We have a thriving B2C website that I launched 5 years ago, next step would be to launch a B2B website and app. Everyone is constantly on their mobile phones these days and the next logical step would be to offer more services to our wholesale restaurant and takeaway customers so that they can get access to ordering from us more easily.

Tell us of one woman in the food industry who consistently inspires you and why?

My mum Helen is my inspiration. I’ve seen her grow the business from strength to strength. She is so hard working and dedicated to her job. She is fast, efficient and has a great approach to work and sets an amazing example. She knows each part of the business inside out.

Nothing phases her and she is a constant pillar of strength.

What do you think can be done to raise the profile and visibility of women in the industry?

I am delighted to say that 70% of Asia Market’s top line managers are female. When I think of the representation of women in the Irish Food Industry as a whole, I feel that we have some fantastic role models such as Rachel and Darina Allen, Clodagh Mc Kenna, Domini and Peaches Kemp, Fiona Uyema, Catherine Fulvio, Pamela and Lorraine Fitzmaurice from Blazing Salads. These women are an inspiration to us all and I would urge young women reading this to look to the food industry as an exciting career path, full of opportunities.

The more women we have in the industry the better.

What is the proudest moment of your career so far?

One of the first things I worked on when I came back from Hong Kong was to firmly establish the Asia Market brand and to grow the recognition of the brand within the market. This took the form of revamping both retail stores, taking part in food exhibitions like Taste of Dublin, branding our fleet of delivery trucks and creating our bag for life. I still get a kick from seeing our bag for life in use on the street. I’m proud to say that our yellow and black branding have become very recognisable.  

What advice would you give to your younger self?

 I would probably tell myself to have more confidence in my decisions.  Listen and go with your gut instinct. When we were planning to open our Duck restaurant, a few senior managers in the company thought that It was probably too authentic and that it wouldn’t appeal to the local market. It should be more like a normal Chinese takeaway with a broader menu, make it more appealing to more people. I remember deliberating over it but decided that I didn’t want the menu to be confused with a lot of options. Our main product was authentic Hong Kong style roast meats. That is what everyone should be ordering when they go in. I’m delighted to say that it was the right decision and Duck has proven to be very popular.

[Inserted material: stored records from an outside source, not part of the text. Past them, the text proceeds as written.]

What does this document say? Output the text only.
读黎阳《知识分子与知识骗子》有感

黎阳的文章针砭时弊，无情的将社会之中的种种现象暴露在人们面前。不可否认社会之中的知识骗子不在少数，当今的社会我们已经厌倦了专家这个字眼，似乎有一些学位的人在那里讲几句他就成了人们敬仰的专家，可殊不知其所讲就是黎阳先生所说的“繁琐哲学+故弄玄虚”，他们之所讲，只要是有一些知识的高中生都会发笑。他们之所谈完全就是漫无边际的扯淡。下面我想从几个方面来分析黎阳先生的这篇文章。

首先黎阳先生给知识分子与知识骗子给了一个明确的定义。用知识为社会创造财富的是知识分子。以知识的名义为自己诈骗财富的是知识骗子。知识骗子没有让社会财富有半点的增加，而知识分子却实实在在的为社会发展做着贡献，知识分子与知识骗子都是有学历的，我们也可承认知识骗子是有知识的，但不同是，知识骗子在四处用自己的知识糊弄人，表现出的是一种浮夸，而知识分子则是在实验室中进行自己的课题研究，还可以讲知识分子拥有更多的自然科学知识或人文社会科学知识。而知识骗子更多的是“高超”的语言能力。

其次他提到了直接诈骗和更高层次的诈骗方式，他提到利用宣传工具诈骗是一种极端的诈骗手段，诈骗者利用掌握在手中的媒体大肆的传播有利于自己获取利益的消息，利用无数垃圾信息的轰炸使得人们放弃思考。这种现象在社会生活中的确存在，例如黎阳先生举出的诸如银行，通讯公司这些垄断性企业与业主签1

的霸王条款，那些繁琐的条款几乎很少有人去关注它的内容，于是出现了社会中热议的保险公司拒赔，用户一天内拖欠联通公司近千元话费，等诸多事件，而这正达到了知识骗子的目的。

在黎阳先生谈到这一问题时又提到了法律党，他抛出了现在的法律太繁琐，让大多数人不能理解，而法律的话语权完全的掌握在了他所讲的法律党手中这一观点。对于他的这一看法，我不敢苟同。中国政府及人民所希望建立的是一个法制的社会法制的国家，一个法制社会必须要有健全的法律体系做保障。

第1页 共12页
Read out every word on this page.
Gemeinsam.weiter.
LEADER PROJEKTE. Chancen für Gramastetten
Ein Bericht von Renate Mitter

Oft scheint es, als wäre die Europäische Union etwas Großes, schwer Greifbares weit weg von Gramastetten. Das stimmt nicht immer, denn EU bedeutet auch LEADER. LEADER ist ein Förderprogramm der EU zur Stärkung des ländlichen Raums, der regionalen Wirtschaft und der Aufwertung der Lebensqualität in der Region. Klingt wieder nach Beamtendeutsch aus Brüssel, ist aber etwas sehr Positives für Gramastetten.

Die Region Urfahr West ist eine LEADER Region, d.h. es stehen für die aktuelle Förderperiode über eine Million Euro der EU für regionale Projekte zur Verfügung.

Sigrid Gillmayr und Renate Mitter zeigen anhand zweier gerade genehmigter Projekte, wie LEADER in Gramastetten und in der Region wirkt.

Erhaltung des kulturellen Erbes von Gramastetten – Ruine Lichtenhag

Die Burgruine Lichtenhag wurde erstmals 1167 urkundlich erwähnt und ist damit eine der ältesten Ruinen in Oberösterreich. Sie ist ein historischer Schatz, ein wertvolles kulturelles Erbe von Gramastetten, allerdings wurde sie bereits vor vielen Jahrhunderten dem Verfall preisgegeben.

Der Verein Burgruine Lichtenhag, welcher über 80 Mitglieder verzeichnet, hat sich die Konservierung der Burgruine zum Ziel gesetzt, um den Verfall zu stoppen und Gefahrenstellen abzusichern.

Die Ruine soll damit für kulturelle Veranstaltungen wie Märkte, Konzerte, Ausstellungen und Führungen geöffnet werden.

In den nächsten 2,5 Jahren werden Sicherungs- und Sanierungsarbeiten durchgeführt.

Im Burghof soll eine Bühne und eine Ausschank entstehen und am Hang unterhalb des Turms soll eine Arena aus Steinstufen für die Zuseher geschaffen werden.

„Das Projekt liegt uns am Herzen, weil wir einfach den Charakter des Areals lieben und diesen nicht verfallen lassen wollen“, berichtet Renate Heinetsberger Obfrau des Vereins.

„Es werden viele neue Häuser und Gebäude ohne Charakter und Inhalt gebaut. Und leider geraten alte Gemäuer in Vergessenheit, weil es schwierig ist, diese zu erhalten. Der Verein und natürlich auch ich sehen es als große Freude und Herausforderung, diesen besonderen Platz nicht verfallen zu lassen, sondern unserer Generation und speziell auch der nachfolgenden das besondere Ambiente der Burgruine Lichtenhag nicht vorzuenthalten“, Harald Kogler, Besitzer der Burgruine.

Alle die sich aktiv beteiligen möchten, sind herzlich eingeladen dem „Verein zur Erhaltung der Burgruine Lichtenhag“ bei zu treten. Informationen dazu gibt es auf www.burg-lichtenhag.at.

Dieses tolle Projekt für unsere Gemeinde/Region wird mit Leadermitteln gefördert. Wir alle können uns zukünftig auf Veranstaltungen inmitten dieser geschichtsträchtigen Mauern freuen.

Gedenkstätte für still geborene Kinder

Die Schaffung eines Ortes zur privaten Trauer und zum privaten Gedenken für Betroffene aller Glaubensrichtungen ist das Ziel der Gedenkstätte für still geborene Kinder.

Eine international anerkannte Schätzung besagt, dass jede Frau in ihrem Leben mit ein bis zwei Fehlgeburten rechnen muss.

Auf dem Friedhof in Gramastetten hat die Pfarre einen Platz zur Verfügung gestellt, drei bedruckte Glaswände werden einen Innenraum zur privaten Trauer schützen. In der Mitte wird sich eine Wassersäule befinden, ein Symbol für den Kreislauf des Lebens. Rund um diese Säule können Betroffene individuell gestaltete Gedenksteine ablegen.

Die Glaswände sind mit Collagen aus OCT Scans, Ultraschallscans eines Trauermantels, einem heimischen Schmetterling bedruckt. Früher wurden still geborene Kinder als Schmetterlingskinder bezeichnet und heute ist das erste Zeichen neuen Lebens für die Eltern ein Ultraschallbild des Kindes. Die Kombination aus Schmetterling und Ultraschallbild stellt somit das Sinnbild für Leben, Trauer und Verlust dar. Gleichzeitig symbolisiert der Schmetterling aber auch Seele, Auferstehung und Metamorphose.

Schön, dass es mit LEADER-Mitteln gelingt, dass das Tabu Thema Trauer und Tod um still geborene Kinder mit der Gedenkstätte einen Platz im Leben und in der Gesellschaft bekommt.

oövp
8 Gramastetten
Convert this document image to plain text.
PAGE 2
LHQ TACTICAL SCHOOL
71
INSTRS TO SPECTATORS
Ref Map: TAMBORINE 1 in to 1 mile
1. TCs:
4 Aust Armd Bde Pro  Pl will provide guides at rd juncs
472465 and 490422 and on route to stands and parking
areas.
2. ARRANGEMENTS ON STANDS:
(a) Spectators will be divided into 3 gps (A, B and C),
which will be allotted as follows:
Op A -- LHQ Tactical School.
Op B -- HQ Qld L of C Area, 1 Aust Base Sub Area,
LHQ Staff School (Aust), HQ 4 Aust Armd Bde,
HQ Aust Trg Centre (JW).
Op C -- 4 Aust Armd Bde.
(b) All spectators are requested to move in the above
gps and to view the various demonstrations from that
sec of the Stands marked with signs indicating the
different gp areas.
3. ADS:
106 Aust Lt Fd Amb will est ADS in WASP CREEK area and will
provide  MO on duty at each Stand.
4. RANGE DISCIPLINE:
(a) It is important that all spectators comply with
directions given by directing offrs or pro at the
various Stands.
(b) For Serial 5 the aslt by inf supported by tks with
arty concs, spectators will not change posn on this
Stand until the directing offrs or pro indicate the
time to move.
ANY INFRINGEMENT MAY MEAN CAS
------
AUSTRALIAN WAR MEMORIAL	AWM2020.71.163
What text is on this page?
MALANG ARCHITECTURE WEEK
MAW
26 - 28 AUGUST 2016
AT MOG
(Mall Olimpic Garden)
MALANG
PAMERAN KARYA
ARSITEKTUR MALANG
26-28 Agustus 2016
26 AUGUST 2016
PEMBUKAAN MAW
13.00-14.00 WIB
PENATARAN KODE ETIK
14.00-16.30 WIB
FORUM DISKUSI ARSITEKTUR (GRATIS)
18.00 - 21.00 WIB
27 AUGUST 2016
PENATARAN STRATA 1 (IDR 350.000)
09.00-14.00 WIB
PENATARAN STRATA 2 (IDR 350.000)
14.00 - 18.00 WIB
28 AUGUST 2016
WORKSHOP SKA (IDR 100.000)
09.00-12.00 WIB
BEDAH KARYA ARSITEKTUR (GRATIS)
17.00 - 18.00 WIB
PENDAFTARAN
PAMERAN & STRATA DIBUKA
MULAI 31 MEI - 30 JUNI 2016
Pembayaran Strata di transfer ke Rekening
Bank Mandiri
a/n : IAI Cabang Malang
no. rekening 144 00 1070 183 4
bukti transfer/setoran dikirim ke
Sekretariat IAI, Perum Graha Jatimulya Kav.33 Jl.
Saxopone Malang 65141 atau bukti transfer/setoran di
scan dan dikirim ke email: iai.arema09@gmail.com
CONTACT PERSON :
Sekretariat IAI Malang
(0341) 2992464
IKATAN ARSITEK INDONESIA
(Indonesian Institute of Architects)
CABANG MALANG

What are the top skills required to do your job and why?

Running a company of 160 people, you need to be able to work with all departments. They are your arms and legs. You need them to function smoothly. So, you need good people skills, be understanding and compassionate. You need to be able to see things from other people’s perspective. You need to be a good leader. Be able to identify the next steps for the company. Make good decisions to grow the company in the right direction. Be ambitious and take risks at the same time.

You need to have a good work life balance. It is hard to switch off when you run a business, but I think the key to be able to make good decisions and correct ones is that you need to have a healthy mind. To have that mentality, you need to work at finding something that relaxes you and that you enjoy doing besides work. For me it’s spending quality time with my family.

Are you a savoury or sweet kind of person? Please tell us about a real treat?

I’m probably more of a sweet type of person. I love baking. I love desserts. I lovemaking things look pretty! I have a second stomach for sweet things. I would say afternoon tea is definitely my downfall. My husband bought me an ice cream machine for Christmas which I think says it all.